Я не писал Тебе до тех пор, пока не узнал в себе, что будущая основа этих отношений, несказанных не со вчерашнего дня, во мне окрепла. Но совершенно независимо от этой внутренней работы в отношении выяснения нашей связи - в событиях, касающихся не чисто меня и Тебя, как свободных личностей, произошла безобразная путаница и бессмыслица; выяснять ее я не мог: 1) не было никаких средств, 2) да и было ниже моего достоинства. (Человек, облитый ведром грязных помой, не пойдет ведь рассматривать, из какого ведра его окатили, а поспешит переменить одежду.)

Между тем все это могло повлиять во внешней механике отношений на Тебя и отраженно от Тебя на меня. Вот почему я и писал так внешне, и когда говорил об "обрывании отношений", говорил только о механике, а не сущности.

Что побуждает меня обратиться к Тебе? То, что я, подойдя вплотную к смерти, проживя всю ночь в небытии (как труп)2, понял одно: свет во мне не погас, а потому никакая романтика смерти (романтика надрыва) не оправдает безобразия того предательства над Духом, которое я хотел совершить своим самоубийством.

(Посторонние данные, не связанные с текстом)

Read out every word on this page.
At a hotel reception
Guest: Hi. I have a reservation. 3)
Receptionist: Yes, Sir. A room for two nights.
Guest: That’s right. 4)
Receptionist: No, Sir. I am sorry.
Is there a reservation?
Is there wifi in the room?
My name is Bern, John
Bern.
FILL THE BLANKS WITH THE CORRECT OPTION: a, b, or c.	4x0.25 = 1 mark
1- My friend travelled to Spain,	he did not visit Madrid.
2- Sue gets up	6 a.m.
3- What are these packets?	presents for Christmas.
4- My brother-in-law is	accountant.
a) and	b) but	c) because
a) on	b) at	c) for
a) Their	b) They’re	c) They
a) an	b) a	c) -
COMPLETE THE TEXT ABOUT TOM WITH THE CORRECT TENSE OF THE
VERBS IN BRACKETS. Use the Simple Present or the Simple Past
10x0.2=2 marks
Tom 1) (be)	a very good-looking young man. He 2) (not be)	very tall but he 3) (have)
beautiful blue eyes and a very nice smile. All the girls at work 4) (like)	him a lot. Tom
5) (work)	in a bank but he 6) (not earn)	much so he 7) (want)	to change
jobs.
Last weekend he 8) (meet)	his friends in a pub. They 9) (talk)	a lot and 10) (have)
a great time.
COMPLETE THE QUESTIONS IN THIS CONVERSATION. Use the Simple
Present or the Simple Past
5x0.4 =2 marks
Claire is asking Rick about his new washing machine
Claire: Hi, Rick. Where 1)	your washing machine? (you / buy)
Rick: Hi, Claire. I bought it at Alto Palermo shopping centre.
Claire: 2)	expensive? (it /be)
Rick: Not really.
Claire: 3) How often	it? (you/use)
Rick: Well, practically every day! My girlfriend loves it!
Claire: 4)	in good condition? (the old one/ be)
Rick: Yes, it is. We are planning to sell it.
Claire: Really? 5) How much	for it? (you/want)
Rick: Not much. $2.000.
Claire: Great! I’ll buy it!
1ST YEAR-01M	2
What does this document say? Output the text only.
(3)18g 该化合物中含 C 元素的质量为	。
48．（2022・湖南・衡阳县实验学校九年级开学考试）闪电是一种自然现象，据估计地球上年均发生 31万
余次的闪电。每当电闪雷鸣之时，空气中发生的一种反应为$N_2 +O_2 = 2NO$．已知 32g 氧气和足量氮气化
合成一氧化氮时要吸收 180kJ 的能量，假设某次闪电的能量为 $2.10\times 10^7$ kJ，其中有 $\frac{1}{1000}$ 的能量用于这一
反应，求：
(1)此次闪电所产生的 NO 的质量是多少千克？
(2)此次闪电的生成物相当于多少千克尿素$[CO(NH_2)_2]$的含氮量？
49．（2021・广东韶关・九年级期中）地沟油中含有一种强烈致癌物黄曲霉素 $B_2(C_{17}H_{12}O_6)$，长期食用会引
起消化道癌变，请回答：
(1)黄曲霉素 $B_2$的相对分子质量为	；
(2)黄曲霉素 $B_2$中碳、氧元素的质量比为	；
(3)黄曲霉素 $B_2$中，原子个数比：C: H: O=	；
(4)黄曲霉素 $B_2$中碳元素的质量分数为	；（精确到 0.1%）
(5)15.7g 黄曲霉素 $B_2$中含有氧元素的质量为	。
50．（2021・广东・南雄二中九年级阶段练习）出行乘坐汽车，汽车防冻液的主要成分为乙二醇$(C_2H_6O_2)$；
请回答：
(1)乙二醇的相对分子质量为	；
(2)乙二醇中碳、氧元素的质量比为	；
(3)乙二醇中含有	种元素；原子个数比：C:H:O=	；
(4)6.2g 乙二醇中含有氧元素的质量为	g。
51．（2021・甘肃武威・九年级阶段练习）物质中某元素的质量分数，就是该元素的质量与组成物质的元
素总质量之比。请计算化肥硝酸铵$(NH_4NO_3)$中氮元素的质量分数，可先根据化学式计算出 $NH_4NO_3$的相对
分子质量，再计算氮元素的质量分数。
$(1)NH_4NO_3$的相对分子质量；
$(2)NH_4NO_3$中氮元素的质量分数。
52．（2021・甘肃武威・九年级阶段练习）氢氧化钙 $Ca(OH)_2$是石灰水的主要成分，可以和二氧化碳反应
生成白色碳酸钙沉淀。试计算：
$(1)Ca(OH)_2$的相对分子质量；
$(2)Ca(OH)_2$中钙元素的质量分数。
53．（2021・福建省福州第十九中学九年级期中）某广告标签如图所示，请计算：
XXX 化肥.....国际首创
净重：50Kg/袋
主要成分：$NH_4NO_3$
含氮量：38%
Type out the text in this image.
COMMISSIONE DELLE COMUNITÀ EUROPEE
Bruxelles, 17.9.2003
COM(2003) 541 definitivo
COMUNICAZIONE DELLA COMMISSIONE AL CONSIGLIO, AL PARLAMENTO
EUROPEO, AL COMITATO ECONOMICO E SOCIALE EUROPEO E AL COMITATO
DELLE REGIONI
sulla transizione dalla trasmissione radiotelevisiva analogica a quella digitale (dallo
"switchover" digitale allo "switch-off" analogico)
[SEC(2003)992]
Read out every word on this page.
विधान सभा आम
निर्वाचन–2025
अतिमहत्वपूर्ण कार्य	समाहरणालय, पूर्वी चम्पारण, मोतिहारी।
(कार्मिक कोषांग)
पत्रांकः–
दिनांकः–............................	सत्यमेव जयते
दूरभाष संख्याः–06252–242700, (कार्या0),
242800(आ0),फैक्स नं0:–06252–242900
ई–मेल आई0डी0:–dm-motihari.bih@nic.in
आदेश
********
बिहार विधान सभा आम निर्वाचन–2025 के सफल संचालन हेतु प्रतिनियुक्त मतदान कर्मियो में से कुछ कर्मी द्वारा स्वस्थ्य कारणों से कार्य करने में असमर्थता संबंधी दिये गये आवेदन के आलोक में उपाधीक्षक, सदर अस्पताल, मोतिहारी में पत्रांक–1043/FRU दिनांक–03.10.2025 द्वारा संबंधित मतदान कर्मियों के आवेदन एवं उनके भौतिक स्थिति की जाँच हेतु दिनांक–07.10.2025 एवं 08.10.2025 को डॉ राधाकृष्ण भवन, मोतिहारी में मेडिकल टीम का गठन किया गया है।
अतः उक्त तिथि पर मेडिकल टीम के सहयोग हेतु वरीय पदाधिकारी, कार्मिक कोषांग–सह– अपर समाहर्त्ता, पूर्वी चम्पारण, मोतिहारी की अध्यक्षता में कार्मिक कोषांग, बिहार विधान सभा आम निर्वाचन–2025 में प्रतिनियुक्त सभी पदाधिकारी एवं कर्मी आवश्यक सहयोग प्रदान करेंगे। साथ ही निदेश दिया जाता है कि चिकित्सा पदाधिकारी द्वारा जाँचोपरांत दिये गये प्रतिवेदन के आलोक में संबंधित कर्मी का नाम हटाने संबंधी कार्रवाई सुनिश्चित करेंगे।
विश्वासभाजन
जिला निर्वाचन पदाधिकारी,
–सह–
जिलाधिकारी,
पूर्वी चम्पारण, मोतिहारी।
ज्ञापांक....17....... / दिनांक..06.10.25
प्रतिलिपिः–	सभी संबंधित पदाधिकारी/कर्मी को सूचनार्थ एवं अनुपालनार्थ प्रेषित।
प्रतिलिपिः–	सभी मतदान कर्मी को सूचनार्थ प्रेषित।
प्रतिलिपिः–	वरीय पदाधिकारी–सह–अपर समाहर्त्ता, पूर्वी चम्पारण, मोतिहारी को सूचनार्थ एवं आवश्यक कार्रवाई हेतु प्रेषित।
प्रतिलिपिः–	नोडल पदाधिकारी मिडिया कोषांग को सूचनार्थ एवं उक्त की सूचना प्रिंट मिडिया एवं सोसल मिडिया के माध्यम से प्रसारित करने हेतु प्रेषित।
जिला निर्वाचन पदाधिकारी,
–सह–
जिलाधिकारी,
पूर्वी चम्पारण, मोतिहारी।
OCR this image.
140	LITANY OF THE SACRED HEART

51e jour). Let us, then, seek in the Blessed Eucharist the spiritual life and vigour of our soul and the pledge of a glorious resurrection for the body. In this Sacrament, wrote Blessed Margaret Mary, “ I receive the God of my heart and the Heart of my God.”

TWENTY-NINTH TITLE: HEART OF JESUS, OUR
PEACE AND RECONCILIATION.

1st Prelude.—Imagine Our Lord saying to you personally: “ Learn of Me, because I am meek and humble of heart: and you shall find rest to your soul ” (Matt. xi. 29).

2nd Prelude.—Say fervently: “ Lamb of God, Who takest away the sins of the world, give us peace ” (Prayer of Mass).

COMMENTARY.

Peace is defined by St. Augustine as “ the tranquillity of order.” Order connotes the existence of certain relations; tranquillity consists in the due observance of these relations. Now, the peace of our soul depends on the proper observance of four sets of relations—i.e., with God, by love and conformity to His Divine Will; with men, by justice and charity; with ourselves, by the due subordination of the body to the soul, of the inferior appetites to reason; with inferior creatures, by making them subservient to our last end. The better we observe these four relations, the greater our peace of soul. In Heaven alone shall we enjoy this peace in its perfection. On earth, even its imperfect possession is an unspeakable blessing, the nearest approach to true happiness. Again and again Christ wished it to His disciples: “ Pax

Никогда не вернусь на этот путь.

Мне остался путь цели и смысла. И никакие низменные оскорбления не загасят во мне Меня; наоборот: возвысят, осмыслят. Но я знаю, что где Свет дается людям в их одиноком самоуглублении, там же предъявляются строгие требования быть с людьми. Один человек не спасется. Никогда не знал я так реально, так жизненно, как знаю теперь. И потому-то жизненным подвигом считаю я выяснять связь свою с людьми и работать над ней во Имя.

Не много людей я знаю в пути, т. е. в несказанном (5, 6 - не больше). И потому-то всю силу осмысливания Света я полагаю в работе над этими мне посланными связями, чтобы был путь, были люди, идущие и яснеющие от взаимности. Больше нет цели: все иное - надрыв или упорство косности. И если было между нами несказанное, то оно - только несказанное. И если мы связаны несказанным (ни враждой, ни миром), то оно должно сказаться. Ни я, ни Ты не властны ни упредить сказ, ни упорствовать в "ничте", а выяснять, идти. И потому-то я уже из своих глубин (хотя бы только из своих) утверждая нужность и ценность Слова Жизни, должен стремиться к ясности, а не немоте: ибо в ясности только спасусь: с людьми спасусь, с людьми готов и страдать и радоваться: это самое последнее о мне самом. Это - о каждом. Между нами была немота. Она создала ложь (я пишу только об одном Тебе и об одном себе, т. е. о нас с Тобой). В этой лжи готов согласиться, что я виноват больше: но и Ты, и Ты виноват очень. (Пойми, что я стою вне обвинений, а в точке правды). Мне кажется - я начинаю понимать механику наших "лжей". Знаю, как моя ложь вырастала (беру только свое отношение к Тебе). Хочу со временем Тебе признаться явно в ней. Но этим признанием (необходимым) я получаю право и Тебе предложить вопросы, долженствующие выяснить мне то, чего я в Тебе не понимаю (на что прежде с истерикой злился, называл в себе Тебя неискренним лицемером и т. д.), а теперь только объективно установляю.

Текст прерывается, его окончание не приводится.